Parlant des causes de la chute des cours mondiaux, il a évoqué l’offre excédentaire en 2025/2026, la reconfiguration de la demande européenne et le manque de coordination du duopole ouest-africain (Côte d’Ivoire et Ghana).
Ce membre du Gouvernement congolais a aussi déroulé les facteurs endogènes à la base de la chute du cacao congolais. A l’en croire, les producteurs locaux sont frappés par la fragmentation de l’offre due au faible réseautage des coopératives, le déficit de qualité et de transformation lié à la vente à l’état brut du cacao et sans fermentation adéquate et le calvaire logistique provoqué par la carence d’infrastructures de transport et de stockage.
« Cela oblige le producteur à écouler sa récolte au premier centre de négoce venu, à n’importe quel prix, pour éviter le pourrissement de ses fèves ou pour couvrir des frais de transport exorbitants », a-t-il fait savoir.

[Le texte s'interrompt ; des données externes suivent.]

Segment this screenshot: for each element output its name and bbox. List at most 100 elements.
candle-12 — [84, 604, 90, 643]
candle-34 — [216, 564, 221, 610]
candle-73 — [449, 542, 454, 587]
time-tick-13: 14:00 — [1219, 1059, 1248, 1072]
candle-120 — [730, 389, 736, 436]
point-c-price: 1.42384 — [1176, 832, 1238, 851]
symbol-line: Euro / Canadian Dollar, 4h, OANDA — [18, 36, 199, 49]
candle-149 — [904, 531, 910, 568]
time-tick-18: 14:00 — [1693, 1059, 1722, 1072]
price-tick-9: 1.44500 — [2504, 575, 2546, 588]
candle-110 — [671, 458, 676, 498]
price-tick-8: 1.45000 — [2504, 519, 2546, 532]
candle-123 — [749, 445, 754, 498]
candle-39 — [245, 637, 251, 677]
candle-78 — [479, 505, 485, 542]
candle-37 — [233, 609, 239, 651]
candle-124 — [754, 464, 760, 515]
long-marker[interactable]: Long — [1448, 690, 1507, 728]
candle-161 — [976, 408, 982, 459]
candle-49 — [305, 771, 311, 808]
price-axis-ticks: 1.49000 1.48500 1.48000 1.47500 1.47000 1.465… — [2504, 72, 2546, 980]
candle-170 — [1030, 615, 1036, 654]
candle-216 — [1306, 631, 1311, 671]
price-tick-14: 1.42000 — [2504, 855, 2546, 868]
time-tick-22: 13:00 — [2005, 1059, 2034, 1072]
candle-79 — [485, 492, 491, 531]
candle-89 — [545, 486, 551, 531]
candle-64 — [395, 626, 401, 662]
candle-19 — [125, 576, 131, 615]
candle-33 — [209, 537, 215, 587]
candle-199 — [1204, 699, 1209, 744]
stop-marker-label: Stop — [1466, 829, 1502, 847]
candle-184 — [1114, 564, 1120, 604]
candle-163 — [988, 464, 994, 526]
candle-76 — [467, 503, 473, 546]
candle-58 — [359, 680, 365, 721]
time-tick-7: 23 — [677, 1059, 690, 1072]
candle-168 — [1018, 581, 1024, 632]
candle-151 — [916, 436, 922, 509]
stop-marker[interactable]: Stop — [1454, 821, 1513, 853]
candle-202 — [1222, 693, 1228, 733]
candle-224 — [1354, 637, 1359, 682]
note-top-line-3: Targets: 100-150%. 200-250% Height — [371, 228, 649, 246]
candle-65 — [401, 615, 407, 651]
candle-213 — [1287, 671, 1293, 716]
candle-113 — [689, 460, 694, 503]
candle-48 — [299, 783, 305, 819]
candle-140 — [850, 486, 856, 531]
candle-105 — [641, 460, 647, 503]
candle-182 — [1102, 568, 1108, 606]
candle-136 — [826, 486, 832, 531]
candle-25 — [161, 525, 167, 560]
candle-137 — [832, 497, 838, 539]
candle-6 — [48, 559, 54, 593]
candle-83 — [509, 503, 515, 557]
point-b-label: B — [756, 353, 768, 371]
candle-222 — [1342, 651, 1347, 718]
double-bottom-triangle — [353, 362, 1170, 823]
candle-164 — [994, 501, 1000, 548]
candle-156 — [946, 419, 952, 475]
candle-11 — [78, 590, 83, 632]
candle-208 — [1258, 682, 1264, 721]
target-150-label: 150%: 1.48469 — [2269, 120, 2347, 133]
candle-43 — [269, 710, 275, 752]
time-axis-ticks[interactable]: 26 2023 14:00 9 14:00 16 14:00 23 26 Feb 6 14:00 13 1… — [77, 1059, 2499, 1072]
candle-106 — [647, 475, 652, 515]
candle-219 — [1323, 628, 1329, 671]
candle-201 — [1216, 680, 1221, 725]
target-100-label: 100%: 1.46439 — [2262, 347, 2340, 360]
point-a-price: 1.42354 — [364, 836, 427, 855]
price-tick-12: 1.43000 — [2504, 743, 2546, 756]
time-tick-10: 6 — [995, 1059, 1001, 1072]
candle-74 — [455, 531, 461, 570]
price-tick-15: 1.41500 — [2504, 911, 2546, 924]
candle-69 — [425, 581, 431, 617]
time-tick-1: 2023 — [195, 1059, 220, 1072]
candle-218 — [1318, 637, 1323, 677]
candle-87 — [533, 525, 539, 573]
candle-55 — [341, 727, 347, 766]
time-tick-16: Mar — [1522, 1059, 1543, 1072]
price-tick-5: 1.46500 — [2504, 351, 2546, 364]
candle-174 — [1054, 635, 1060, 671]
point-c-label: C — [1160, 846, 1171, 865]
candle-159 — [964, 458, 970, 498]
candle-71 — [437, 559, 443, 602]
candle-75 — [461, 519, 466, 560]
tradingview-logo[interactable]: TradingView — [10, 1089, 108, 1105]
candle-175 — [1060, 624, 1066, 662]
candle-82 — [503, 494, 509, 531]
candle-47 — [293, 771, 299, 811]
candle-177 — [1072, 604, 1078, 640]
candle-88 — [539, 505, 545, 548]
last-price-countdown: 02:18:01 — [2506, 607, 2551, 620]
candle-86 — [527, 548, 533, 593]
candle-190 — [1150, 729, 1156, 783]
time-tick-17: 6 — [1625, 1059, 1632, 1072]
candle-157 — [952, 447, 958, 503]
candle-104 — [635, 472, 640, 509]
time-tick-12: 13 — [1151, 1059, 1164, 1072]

Stratégies pour la labellisation du cacao congolais
Malgré ces défis, Julien Paluku a révélé que la RDC se positionne troisième pays africain exportateur du café biologique, après la Côte d’Ivoire et le Ghana.
Pour maintenir cet élan et protéger les producteurs congolais, il a dévoilé une stratégie axée sur la diversification des marchés grâce aux partenariats avec des pays, tels que la Chine, le Royaume-Uni, les Etats-Unis d’Amérique à travers la loi AGOA.

Il en est de même de la mise en conformité qualitative par la formation des producteurs aux normes phytosanitaires internationales en collaboration avec le Ministère ayant en charge l’agriculture. Mais aussi, l’accroissement des capacités productives en développant une chaîne de valeur locale du cacao, notamment dans la Zone Économique Spéciale de Musienene, au Nord-Kivu.
Le Gouvernement congolais mise également sur labellisation et les primes de qualité.
« Pour que le cacao congolais bénéficie de ces bonus souvent plus stables, voici trois actions du Ministère : Le rôle pivot de l’ANAPEX : L’Agence Nationale de Promotion des Exportations est en première ligne pour accompagner les producteurs vers la certification. L’objectif est clair, transformer le « Made in DRC » en un label de prestige; L’intégration de la RDC dans l’Organisation Internationale du Cacao, ICCO en sigle : Le Ministère prépare, en collaboration avec les Affaires Étrangères et l’Agriculture, la signature de l’Accord 2026 de l’ICCO car la non-participation de la RDC nous privait jusqu’ici de fonds de soutien massifs et de l’accès aux mécanismes de financement des donateurs ; Le virage vers le Cacao Aromatisé et la Transformation : le Gouvernement planifie une mission de sensibilisation de grande envergure à Beni, en Ituri et dans le Grand Équateur », a-t-il ajouté.